Web and application designers are requested to be able to work directly on CSS in the project they’d be contributing to. Please follow the Coding instructions for any website or application you want to improve.

We’re happy to provide assistance if you’re used to working in HTML and CSS but are having trouble getting started. Check out our chat or our forum.

Writing

Most written content, and especially all technical writing, is checked into source control. To improve content we’ve written or add new content:

  1. Identify which website or application it is in (see the overview).
  2. Search for a quoted phrase of the content you want to change (or use the same technique to identify the folder to create a new document in).
  3. Edit the content via the GitHub interface and submit it as a pull request.

Translating

Translation work is primarily organized through the LBRY Foundation. For the current instructions on participating, see their article.

Testing

If you want to contribute without getting directly into the code, one of the best ways you can contribute is testing.

A number of our code bases (lbrycrd, lbry-sdk, all applications, more…) go through regular release cycles where new versions are shipped every several weeks. Testing pre-release versions is a great way to help us identify issues and ship bug-free code.

Ways to Test

  • “Watch” the repo on GitHub. You will receive an email with release notes whenever a release candidate is out and you can raise an issue.
  • Join the #early-testing channel in our chat.
  • For the hardcore, run master from source and/or the latest builds from build.lbry.io.

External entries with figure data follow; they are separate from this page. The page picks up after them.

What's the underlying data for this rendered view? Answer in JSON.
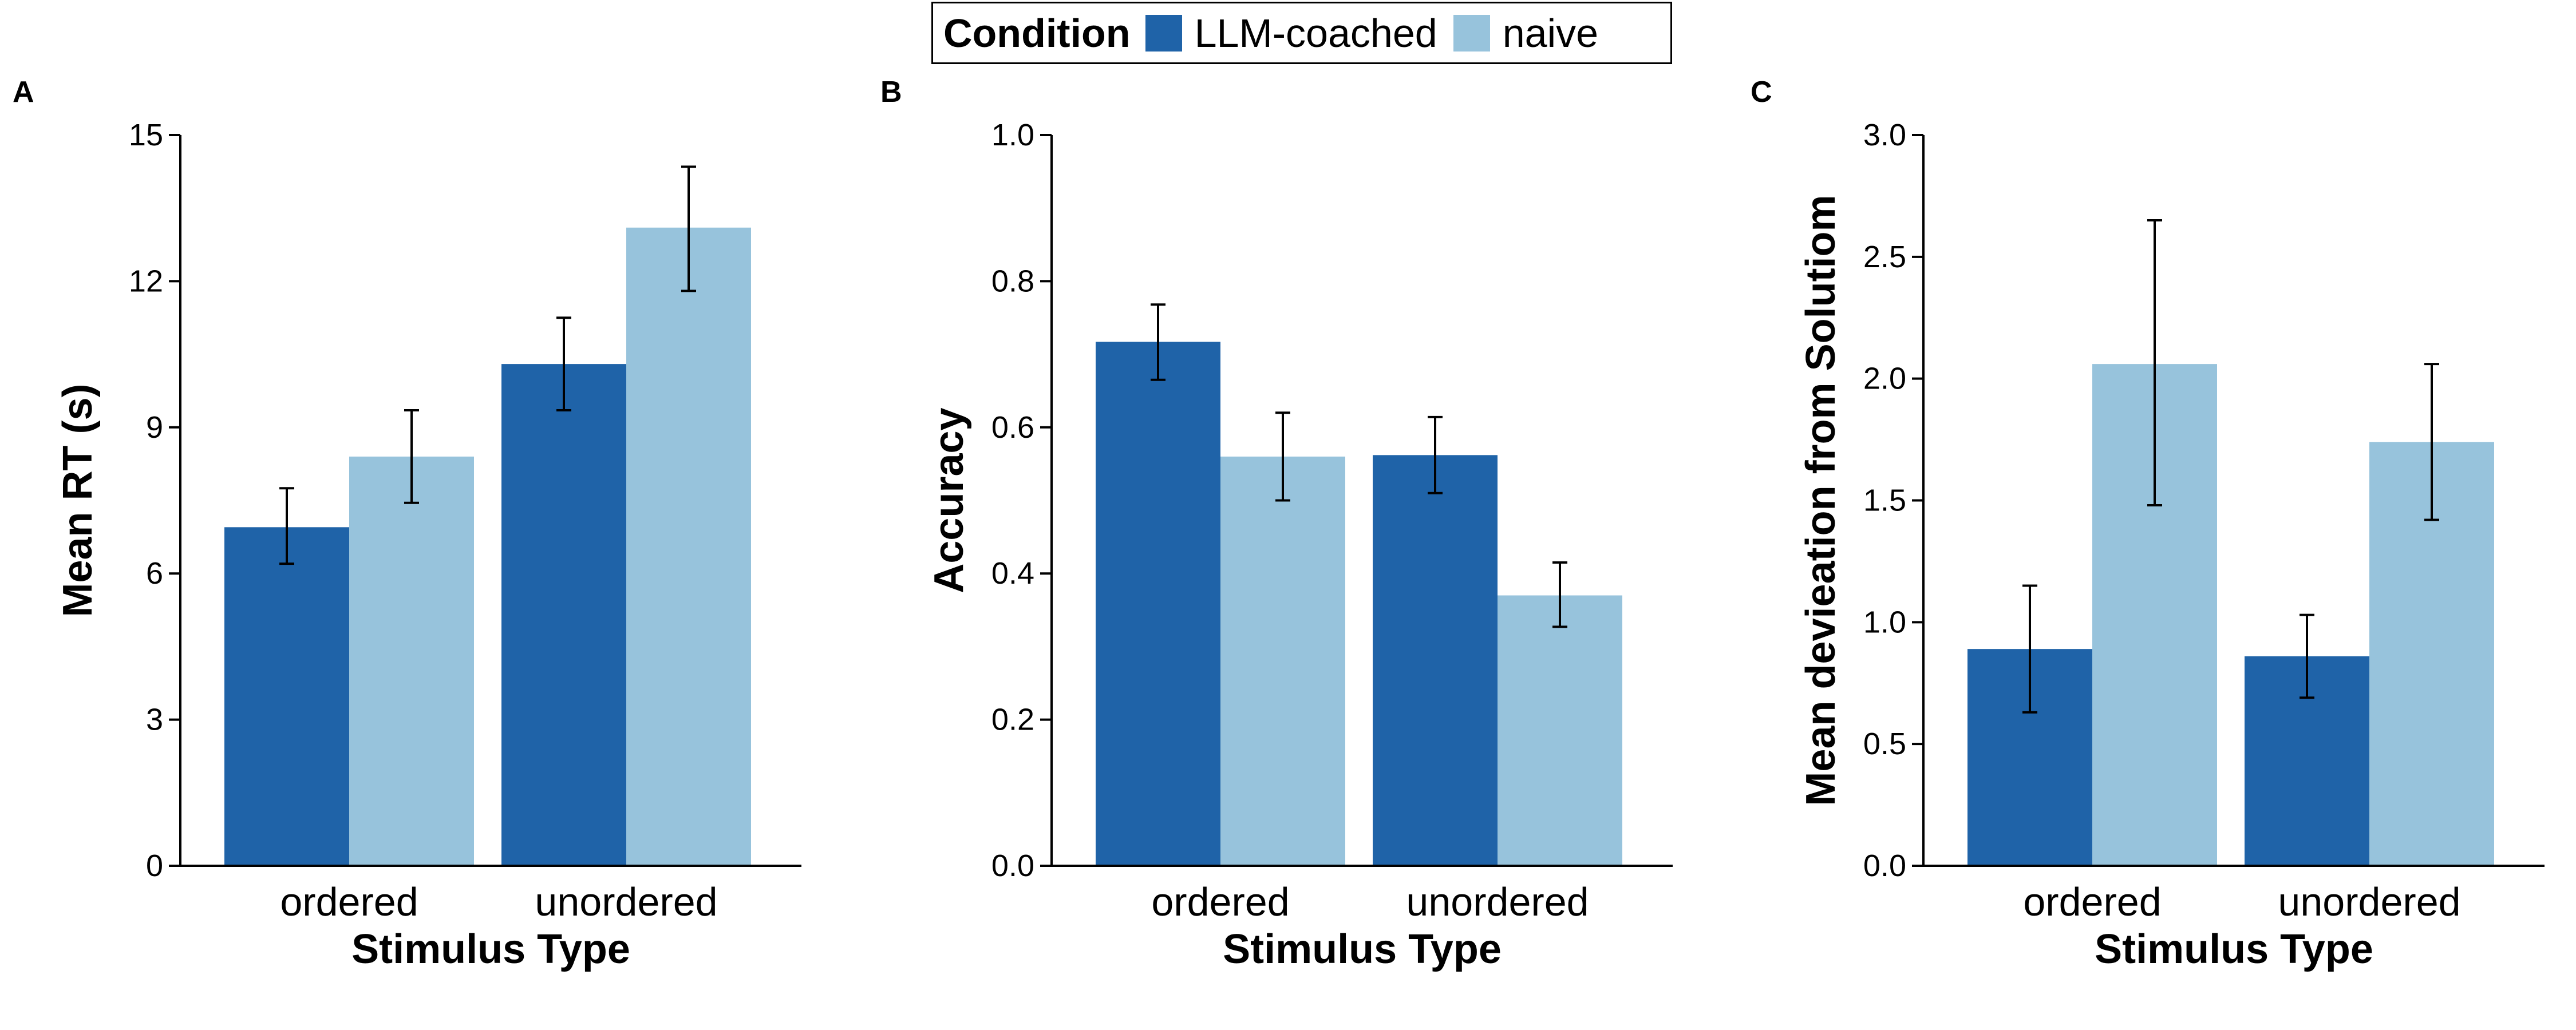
{
  "legend": {
    "title": "Condition",
    "items": [
      {
        "label": "LLM-coached",
        "color": "#1f63a8"
      },
      {
        "label": "naive",
        "color": "#97c3dc"
      }
    ]
  },
  "chart_data": [
    {
      "panel": "A",
      "type": "bar",
      "xlabel": "Stimulus Type",
      "ylabel": "Mean RT (s)",
      "categories": [
        "ordered",
        "unordered"
      ],
      "ylim": [
        0,
        15
      ],
      "yticks": [
        0,
        3,
        6,
        9,
        12,
        15
      ],
      "ytick_labels": [
        "0",
        "3",
        "6",
        "9",
        "12",
        "15"
      ],
      "series": [
        {
          "name": "LLM-coached",
          "values": [
            6.95,
            10.3
          ],
          "error": [
            [
              6.2,
              7.75
            ],
            [
              9.35,
              11.25
            ]
          ]
        },
        {
          "name": "naive",
          "values": [
            8.4,
            13.1
          ],
          "error": [
            [
              7.45,
              9.35
            ],
            [
              11.8,
              14.35
            ]
          ]
        }
      ]
    },
    {
      "panel": "B",
      "type": "bar",
      "xlabel": "Stimulus Type",
      "ylabel": "Accuracy",
      "categories": [
        "ordered",
        "unordered"
      ],
      "ylim": [
        0,
        1
      ],
      "yticks": [
        0,
        0.2,
        0.4,
        0.6,
        0.8,
        1.0
      ],
      "ytick_labels": [
        "0.0",
        "0.2",
        "0.4",
        "0.6",
        "0.8",
        "1.0"
      ],
      "series": [
        {
          "name": "LLM-coached",
          "values": [
            0.717,
            0.562
          ],
          "error": [
            [
              0.665,
              0.768
            ],
            [
              0.51,
              0.614
            ]
          ]
        },
        {
          "name": "naive",
          "values": [
            0.56,
            0.37
          ],
          "error": [
            [
              0.5,
              0.62
            ],
            [
              0.327,
              0.415
            ]
          ]
        }
      ]
    },
    {
      "panel": "C",
      "type": "bar",
      "xlabel": "Stimulus Type",
      "ylabel": "Mean devieation from Solutiom",
      "categories": [
        "ordered",
        "unordered"
      ],
      "ylim": [
        0,
        3
      ],
      "yticks": [
        0,
        0.5,
        1,
        1.5,
        2,
        2.5,
        3
      ],
      "ytick_labels": [
        "0.0",
        "0.5",
        "1.0",
        "1.5",
        "2.0",
        "2.5",
        "3.0"
      ],
      "series": [
        {
          "name": "LLM-coached",
          "values": [
            0.89,
            0.86
          ],
          "error": [
            [
              0.63,
              1.15
            ],
            [
              0.69,
              1.03
            ]
          ]
        },
        {
          "name": "naive",
          "values": [
            2.06,
            1.74
          ],
          "error": [
            [
              1.48,
              2.65
            ],
            [
              1.42,
              2.06
            ]
          ]
        }
      ]
    }
  ]
}
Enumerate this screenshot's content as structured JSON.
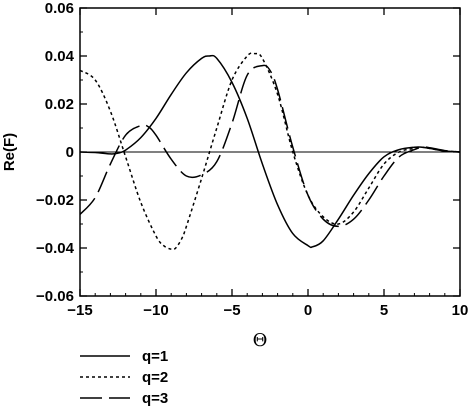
{
  "chart_data": {
    "type": "line",
    "title": "",
    "xlabel": "Θ",
    "ylabel": "Re(F)",
    "xlim": [
      -15,
      10
    ],
    "ylim": [
      -0.06,
      0.06
    ],
    "xticks": [
      -15,
      -10,
      -5,
      0,
      5,
      10
    ],
    "xtick_labels": [
      "−15",
      "−10",
      "−5",
      "0",
      "5",
      "10"
    ],
    "yticks": [
      -0.06,
      -0.04,
      -0.02,
      0,
      0.02,
      0.04,
      0.06
    ],
    "ytick_labels": [
      "−0.06",
      "−0.04",
      "−0.02",
      "0",
      "0.02",
      "0.04",
      "0.06"
    ],
    "grid": false,
    "legend_position": "below-left",
    "series": [
      {
        "name": "q=1",
        "style": "solid",
        "x": [
          -15,
          -14,
          -13,
          -12.5,
          -12,
          -11,
          -10,
          -9,
          -8,
          -7,
          -6.5,
          -6,
          -5,
          -4,
          -3,
          -2,
          -1,
          0,
          0.3,
          1,
          2,
          3,
          4,
          5,
          6,
          7,
          7.5,
          8,
          9,
          10
        ],
        "y": [
          0.0,
          -0.0002,
          -0.0008,
          -0.0005,
          0.0008,
          0.006,
          0.014,
          0.024,
          0.033,
          0.039,
          0.04,
          0.039,
          0.029,
          0.014,
          -0.005,
          -0.022,
          -0.034,
          -0.039,
          -0.0395,
          -0.037,
          -0.028,
          -0.018,
          -0.009,
          -0.002,
          0.001,
          0.002,
          0.002,
          0.0015,
          0.0004,
          0.0
        ]
      },
      {
        "name": "q=2",
        "style": "dotted",
        "x": [
          -15,
          -14,
          -13,
          -12,
          -11,
          -10,
          -9.5,
          -9,
          -8.7,
          -8.3,
          -8,
          -7,
          -6,
          -5,
          -4,
          -3.5,
          -3,
          -2,
          -1,
          0,
          1,
          2,
          3,
          4,
          5,
          6,
          7,
          7.5,
          8,
          9,
          10
        ],
        "y": [
          0.034,
          0.03,
          0.017,
          -0.002,
          -0.021,
          -0.035,
          -0.039,
          -0.0405,
          -0.04,
          -0.036,
          -0.031,
          -0.011,
          0.01,
          0.03,
          0.04,
          0.041,
          0.039,
          0.024,
          0.0,
          -0.018,
          -0.027,
          -0.03,
          -0.025,
          -0.015,
          -0.005,
          0.0,
          0.0015,
          0.002,
          0.0015,
          0.0005,
          0.0
        ]
      },
      {
        "name": "q=3",
        "style": "dashed",
        "x": [
          -15,
          -14,
          -13,
          -12,
          -11,
          -10.5,
          -10,
          -9,
          -8,
          -7,
          -6,
          -5,
          -4,
          -3,
          -2.5,
          -2,
          -1,
          0,
          1,
          2,
          3,
          4,
          5,
          6,
          7,
          7.5,
          8,
          9,
          10
        ],
        "y": [
          -0.026,
          -0.019,
          -0.005,
          0.007,
          0.011,
          0.0105,
          0.007,
          -0.003,
          -0.01,
          -0.0095,
          -0.004,
          0.012,
          0.032,
          0.036,
          0.034,
          0.026,
          0.002,
          -0.018,
          -0.028,
          -0.031,
          -0.028,
          -0.02,
          -0.01,
          -0.002,
          0.001,
          0.002,
          0.0018,
          0.0006,
          0.0
        ]
      }
    ]
  }
}
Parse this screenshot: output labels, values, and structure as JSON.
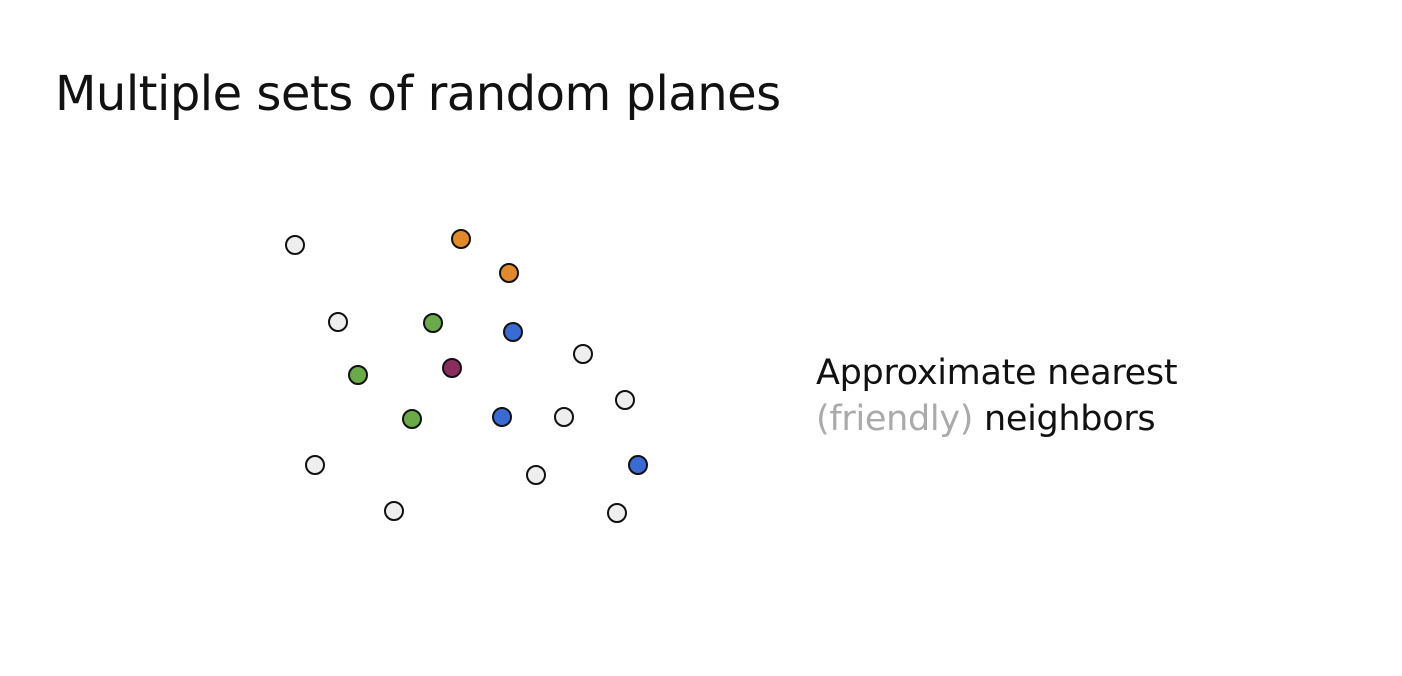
{
  "slide": {
    "title": "Multiple sets of random planes"
  },
  "caption": {
    "line1": "Approximate nearest",
    "line2_muted": "(friendly)",
    "line2_rest": "neighbors"
  },
  "colors": {
    "neutral": "#eeeeee",
    "orange": "#e08a2c",
    "green": "#6aaa48",
    "blue": "#3a6ad4",
    "query": "#8b2d5c",
    "outline": "#111111"
  },
  "points": [
    {
      "group": "neutral"
    },
    {
      "group": "orange"
    },
    {
      "group": "orange"
    },
    {
      "group": "neutral"
    },
    {
      "group": "green"
    },
    {
      "group": "blue"
    },
    {
      "group": "neutral"
    },
    {
      "group": "green"
    },
    {
      "group": "query"
    },
    {
      "group": "neutral"
    },
    {
      "group": "green"
    },
    {
      "group": "blue"
    },
    {
      "group": "neutral"
    },
    {
      "group": "neutral"
    },
    {
      "group": "blue"
    },
    {
      "group": "neutral"
    },
    {
      "group": "neutral"
    },
    {
      "group": "neutral"
    }
  ]
}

Opening well-specified issues against release candidates or master builds is extremely useful in helping us create quality software.

Note: Please do not use wallets with substantial sums when testing. If using release candidates and especially master builds, back up your wallet and be cautious. While a substantial bug, like one that caused loss of funds, would merit significant Appreciation, you perform testing at your own risk.

Raising Issues

All bug reports and feature requests are managed through GitHub.

If you’re about to raise an issue because you’ve found a problem with LBRY, or you’d like to request a new feature, or for any other reason, please read this first.

Reporting a Bug

A bug is a demonstrable problem that is caused by the code in the repository. Good bug reports are extremely helpful - thank you! Guidelines for bug reports:

  1. Identify the correct repo. See repository overview. While it’s okay if you get this wrong, it’s a big help to us if you get it right.
  2. Check if the issue exists. Please do a quick search to see if the issue has been reported (or fixed), including closed tickets.
  3. Follow the instructions - When you open an issue inside of GitHub, each repo contains a template for how to create a good bug report. Santa loves people who follow it.

Well-specified bug reports save developers lots of time and are appreciated.

Feature Requests

Feature requests are welcome. Before you submit one be sure to:

  1. Identify the correct repo. See repository overview.
  2. Use the Github Issues search and check the feature hasn’t already been requested. Be sure to include closed tickets.
  3. Consider whether it’s feasible for us to tackle this feature in the next 6-12 months. The LBRY team is currently stretched thin just adding basic functionality. If this is a nice to have rather than a need, it is probably more clutter than helpful.
  4. Make a strong case to convince the project’s leaders of the merits of this feature. Please provide as much detail and context as possible. This means explaining the use case and why it is likely to be common.

Discussion and Help

Sometimes, you may have a problem but an issue isn’t appropriate (or you’re not sure if it’s a real issue).

Join our chat, our forum, or another community and talk to others about it.

Appreciation

We offer LBC as a gesture of our appreciation to anyone who contributes to LBRY. While we’re generous in what we send, it is more about recognizing and appreciating what you’ve given to the community than providing compensation.

The amount of LBC is not typically specified in advance of a contribution, though if you’re particularly motivated by this aspect you are welcome to ask.